## Announcements
* What's left?
* Quiz 7 (Due Apr. 20)
* Homework 13 (Due Apr. 20)
* If we finish early, we finish early.
With Einstein's velocity addition rule,
$$u = \dfrac{u' + v}{1+\frac{u'v}{c^2}}$$
what happens when $v$ is very small compared to $c$?
1. $u\rightarrow 0$
2. $u\rightarrow c$
3. $u\rightarrow \infty$
4. $u \approx u' + v$
5. Something else
Note:
* Correct Answer: D
* denominator goes to 1 because second term is near zero - get back classical addition
With Einstein's velocity addition rule,
$$u = \dfrac{u' + v}{1+\frac{u'v}{c^2}}$$
what happens when $u'$ is $c$?
1. $u\rightarrow 0$
2. $u\rightarrow c$
3. $u\rightarrow \infty$
4. $u \approx u' + v$
5. Something else
Note:
* Correct Answer: B
* plug it in and you will get c; if something moves with c it does so in every frame - constant speed of light
With Einstein's velocity addition rule,
$$u = \dfrac{u' + v}{1+\frac{u'v}{c^2}}$$
what happens when $v$ is $c$?
1. $u\rightarrow 0$
2. $u\rightarrow c$
3. $u\rightarrow \infty$
4. $u \approx u' + v$
5. Something else
Note:
* Correct Answer: B
* if frame moves at c, all things move at c
I have seen the Einstein summation notation before:
$$\mathbf{a}\cdot\mathbf{b} \equiv a_{\mu}b^{\mu}$$
1. Yes and I'm comfortable with it
2. Yes, but I'm just a little rusty with it
3. Yes, but I don't remember it it all
3. Nope
**True or False:** The dot product (in 3 space) is invariant to rotations.

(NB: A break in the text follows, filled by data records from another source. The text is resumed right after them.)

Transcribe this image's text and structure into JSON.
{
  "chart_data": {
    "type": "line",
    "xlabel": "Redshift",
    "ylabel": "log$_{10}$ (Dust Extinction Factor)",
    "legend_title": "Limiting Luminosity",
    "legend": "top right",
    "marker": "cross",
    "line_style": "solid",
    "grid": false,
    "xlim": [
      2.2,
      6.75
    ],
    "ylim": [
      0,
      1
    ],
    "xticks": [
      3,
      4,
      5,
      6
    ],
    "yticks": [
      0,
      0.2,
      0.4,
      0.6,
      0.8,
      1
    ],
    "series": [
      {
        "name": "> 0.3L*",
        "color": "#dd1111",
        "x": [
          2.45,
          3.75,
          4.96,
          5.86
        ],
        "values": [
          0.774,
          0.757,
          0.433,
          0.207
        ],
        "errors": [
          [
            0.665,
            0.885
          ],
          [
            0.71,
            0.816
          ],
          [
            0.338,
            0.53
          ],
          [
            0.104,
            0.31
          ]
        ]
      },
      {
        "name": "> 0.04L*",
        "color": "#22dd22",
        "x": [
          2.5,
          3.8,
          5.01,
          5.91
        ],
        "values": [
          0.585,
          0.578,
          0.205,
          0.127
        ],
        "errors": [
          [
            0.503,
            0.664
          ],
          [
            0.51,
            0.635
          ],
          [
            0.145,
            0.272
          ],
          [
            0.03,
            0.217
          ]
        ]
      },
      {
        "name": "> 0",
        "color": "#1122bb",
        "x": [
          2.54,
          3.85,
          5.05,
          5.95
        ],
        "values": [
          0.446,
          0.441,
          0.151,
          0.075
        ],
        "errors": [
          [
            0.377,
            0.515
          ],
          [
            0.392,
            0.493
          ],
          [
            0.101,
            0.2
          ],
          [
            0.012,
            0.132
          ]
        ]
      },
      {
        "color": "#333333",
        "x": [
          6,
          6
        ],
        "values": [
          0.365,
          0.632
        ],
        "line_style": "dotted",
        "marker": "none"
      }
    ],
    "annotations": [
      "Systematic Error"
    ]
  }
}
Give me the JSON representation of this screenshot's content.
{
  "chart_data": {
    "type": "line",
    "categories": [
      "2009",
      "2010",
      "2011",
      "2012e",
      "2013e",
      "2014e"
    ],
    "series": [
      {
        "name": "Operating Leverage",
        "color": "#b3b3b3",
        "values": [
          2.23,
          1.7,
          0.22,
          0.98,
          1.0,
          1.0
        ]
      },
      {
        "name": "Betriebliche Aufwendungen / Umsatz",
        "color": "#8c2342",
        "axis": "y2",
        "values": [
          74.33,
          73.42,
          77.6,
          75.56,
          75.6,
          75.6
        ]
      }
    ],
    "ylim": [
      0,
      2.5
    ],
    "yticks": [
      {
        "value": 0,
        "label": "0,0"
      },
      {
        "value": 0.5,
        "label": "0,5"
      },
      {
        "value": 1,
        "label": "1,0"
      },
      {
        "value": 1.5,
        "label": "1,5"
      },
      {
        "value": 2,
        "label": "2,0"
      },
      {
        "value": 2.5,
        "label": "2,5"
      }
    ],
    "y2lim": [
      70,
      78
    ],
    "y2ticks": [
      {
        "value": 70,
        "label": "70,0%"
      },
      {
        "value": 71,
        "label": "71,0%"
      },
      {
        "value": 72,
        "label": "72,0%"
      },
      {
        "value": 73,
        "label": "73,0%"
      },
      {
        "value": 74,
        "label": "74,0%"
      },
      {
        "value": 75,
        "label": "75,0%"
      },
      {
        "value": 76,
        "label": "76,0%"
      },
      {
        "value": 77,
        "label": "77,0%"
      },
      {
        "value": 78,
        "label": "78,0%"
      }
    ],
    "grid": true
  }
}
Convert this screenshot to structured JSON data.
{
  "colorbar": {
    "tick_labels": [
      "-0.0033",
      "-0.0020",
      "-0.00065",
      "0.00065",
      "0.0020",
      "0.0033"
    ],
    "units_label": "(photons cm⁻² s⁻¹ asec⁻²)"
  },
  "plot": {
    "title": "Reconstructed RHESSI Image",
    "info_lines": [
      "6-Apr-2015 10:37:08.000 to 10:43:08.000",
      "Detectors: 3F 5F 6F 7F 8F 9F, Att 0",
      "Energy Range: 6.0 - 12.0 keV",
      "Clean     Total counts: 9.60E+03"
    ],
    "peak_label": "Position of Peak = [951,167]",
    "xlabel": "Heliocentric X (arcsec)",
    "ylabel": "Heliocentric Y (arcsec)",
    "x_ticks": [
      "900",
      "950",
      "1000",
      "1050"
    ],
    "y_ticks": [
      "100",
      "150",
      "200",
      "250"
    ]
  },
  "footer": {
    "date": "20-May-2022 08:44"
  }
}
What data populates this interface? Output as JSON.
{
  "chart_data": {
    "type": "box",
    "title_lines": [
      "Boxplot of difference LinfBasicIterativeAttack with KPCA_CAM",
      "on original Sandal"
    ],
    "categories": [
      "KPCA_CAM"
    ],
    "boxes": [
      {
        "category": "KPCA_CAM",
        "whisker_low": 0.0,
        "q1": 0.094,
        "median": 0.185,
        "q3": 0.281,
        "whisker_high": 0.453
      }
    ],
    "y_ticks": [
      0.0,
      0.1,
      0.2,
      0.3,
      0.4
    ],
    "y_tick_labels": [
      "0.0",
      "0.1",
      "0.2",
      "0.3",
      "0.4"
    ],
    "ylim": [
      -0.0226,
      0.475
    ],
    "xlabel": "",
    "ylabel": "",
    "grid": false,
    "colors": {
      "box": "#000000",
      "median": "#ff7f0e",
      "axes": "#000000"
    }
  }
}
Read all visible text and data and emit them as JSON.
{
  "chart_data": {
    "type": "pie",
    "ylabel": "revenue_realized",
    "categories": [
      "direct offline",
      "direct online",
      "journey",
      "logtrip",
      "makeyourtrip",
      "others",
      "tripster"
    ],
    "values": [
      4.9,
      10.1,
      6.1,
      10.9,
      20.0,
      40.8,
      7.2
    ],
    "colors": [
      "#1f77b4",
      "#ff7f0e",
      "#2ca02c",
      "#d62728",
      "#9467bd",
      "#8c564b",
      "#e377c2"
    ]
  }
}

$$\mathbf{a}\cdot\mathbf{b} \equiv a_{\mu}b^{\mu}$$
1. True
2. False
3. No idea
Note:
* Correct answer: A (when Galilean relativity is ok)
Displacement is a defined quantity
$$\Delta x^{\mu} \equiv \left(x^{\mu}_A - x^{\mu}_B\right)$$
Is the displacement a contravariant 4-vector?
1. Yes
2. No
3. Umm...don't know how to tell
4. None of these.
**Be ready to explain your answer.**
Note:
* Correct Answer: A
The displacement between two events $\Delta x^{\mu}$ is a contravariant 4-vector.
Is $5 \Delta x^{\mu}$ also a 4-vector?
1. Yes
2. No
Note:
* Correct Answer: A